Large language models (LLMs) are being used increasingly in computer science in general, and classrooms in particular. Plugins such as Github Copilot leverage LLMs and provide code suggestions in real time, and it is unclear how this impacts students' learning of fundamental computing principles. Our objective is to compare student outcomes in an LLM-augmented introductory computer science class (CS1-LLM) as compared with a traditional introductory computer science class (CS1), specifically examining differential outcomes across demographic backgrounds. We are developing a novel introductory CS course led by Prof. Leo Porter, UCSD, and Prof. Dan Zingaro, University of Toronto. A key component of CS1-LLM is its instruction on the use of LLMs (specifically Github Copilot) to help write effective code, including guidance with the basics of prompt engineering. A second key property of CS1-LLM is its accelerated pace. Our course assumes that students will use Copilot to solve typical CS1 problems quickly. It therefore covers basic programming topics that typically span an entire course (e.g. variables, conditionals, loops, and functions) in the first few weeks. The freed course time will be spent on skills such as problem decomposition, testing, and debugging that are not traditionally taught in CS1 courses. Students in CS1 have formerly needed to acquire these skills without explicit instruction; such student-discovered knowledge is referred to as “hidden curriculum”, and it can be a barrier to students from underrepresented backgrounds.

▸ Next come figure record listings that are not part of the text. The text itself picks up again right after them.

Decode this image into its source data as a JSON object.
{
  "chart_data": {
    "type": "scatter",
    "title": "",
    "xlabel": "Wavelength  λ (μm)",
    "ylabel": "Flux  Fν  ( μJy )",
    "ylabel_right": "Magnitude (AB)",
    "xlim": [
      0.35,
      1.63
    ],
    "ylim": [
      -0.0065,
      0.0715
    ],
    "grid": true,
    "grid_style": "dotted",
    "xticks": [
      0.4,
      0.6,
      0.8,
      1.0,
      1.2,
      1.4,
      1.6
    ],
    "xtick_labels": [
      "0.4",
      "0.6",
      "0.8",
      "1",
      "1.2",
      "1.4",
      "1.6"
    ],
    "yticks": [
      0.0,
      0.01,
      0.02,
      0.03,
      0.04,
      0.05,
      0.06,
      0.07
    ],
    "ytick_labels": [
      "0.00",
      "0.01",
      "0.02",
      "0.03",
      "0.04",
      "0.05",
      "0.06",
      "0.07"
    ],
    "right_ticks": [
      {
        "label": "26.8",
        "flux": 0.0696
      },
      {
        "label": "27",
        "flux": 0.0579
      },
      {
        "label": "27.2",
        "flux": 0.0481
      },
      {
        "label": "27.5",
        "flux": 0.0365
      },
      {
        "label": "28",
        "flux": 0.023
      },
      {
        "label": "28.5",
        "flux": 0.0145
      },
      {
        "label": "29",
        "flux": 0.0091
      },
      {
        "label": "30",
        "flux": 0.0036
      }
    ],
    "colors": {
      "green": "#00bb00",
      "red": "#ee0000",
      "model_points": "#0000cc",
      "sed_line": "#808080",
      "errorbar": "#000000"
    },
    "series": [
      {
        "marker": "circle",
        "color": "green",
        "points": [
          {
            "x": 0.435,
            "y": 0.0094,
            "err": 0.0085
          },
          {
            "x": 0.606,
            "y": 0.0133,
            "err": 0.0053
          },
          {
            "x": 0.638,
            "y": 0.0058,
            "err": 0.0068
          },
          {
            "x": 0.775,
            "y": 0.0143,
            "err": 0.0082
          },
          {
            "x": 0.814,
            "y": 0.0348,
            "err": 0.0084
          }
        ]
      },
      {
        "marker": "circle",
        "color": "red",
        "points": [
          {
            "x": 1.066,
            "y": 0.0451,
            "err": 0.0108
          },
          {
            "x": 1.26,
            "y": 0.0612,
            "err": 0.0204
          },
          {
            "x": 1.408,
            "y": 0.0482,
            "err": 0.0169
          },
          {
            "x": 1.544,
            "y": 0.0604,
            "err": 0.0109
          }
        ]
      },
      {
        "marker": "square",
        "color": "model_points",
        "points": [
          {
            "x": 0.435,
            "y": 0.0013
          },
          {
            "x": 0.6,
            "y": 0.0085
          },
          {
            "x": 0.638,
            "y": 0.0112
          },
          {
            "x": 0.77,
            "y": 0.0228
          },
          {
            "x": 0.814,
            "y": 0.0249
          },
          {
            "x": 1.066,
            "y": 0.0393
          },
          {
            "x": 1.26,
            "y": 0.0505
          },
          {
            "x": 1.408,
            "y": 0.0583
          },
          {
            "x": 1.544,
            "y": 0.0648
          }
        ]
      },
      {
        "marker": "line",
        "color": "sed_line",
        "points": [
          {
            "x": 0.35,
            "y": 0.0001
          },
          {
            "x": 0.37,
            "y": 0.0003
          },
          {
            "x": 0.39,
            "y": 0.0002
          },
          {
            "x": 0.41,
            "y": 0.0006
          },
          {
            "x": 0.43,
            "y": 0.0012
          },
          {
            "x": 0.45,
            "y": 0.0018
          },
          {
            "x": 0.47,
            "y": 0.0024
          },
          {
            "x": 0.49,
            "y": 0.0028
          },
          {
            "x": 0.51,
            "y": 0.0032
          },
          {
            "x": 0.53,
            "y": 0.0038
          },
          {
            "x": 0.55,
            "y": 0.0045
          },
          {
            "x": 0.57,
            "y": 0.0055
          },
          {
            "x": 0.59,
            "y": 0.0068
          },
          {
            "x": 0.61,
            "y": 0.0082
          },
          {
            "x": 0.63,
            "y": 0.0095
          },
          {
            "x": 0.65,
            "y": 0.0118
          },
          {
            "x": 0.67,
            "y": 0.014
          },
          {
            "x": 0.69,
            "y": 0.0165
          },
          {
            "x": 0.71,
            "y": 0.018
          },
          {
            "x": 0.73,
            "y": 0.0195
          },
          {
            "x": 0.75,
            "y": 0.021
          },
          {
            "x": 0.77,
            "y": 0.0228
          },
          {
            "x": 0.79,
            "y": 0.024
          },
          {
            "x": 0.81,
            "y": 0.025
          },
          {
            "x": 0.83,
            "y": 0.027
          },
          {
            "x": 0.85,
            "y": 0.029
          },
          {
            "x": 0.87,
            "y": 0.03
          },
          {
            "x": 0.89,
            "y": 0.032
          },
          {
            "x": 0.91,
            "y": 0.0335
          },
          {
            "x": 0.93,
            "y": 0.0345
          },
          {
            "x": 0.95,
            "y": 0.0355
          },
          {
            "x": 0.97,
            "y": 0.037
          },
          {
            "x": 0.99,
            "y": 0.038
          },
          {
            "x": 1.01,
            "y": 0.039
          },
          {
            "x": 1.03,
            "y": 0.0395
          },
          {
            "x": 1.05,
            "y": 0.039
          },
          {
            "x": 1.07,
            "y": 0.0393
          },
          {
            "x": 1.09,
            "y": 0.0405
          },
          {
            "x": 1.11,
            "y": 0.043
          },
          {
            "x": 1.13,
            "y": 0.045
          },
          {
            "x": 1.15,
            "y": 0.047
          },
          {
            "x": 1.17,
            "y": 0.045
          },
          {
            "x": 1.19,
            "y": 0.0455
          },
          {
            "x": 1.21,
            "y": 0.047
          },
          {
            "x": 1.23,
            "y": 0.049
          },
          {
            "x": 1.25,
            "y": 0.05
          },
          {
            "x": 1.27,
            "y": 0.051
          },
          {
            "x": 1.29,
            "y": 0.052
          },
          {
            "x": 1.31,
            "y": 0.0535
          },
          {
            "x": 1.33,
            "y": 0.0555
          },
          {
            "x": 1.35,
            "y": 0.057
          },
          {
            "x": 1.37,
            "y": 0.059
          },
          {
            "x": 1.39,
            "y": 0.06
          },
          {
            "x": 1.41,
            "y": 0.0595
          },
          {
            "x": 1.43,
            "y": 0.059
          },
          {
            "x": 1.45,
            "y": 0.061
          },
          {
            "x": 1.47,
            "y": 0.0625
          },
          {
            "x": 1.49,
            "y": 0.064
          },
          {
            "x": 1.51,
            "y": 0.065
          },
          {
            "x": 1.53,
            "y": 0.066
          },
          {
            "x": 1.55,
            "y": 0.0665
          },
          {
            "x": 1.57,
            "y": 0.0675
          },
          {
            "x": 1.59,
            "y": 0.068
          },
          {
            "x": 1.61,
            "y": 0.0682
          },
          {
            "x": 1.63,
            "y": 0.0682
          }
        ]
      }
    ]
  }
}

We aim to answer the following questions:
RQ1: How do student outcomes in CS1-LLM compare with traditional CS1?
RQ2: How do the differences in outcomes across demographics in CS1-LLM compare to traditional CS1?
We are collecting data from surveys and assessments (e.g. exams and homework). We will gather data both between courses (CS1 from Fall 2022 vs. the current Fall 2023 CS1-LLM) and within CS1-LLM. From 2022, we have data about student demographics, perceptions (through surveys), grades, and assessment performance. We will collect analogous data from the current CS1-LLM offering. Among the programming skills assessed in both courses (e.g. use of conditionals, loops, and functions), we will analyze performance differences. We will also analyze how outcomes and attitudes for students from underrepresented backgrounds differ between CS1 and CS1-LLM as compared to those from highly-represented backgrounds. Within the course, we will examine survey and assessment performance data to conduct similar analyses about how students of different backgrounds fare in CS1-LLM. We will compare this to the within-course analysis of the 2022 offering of CS1.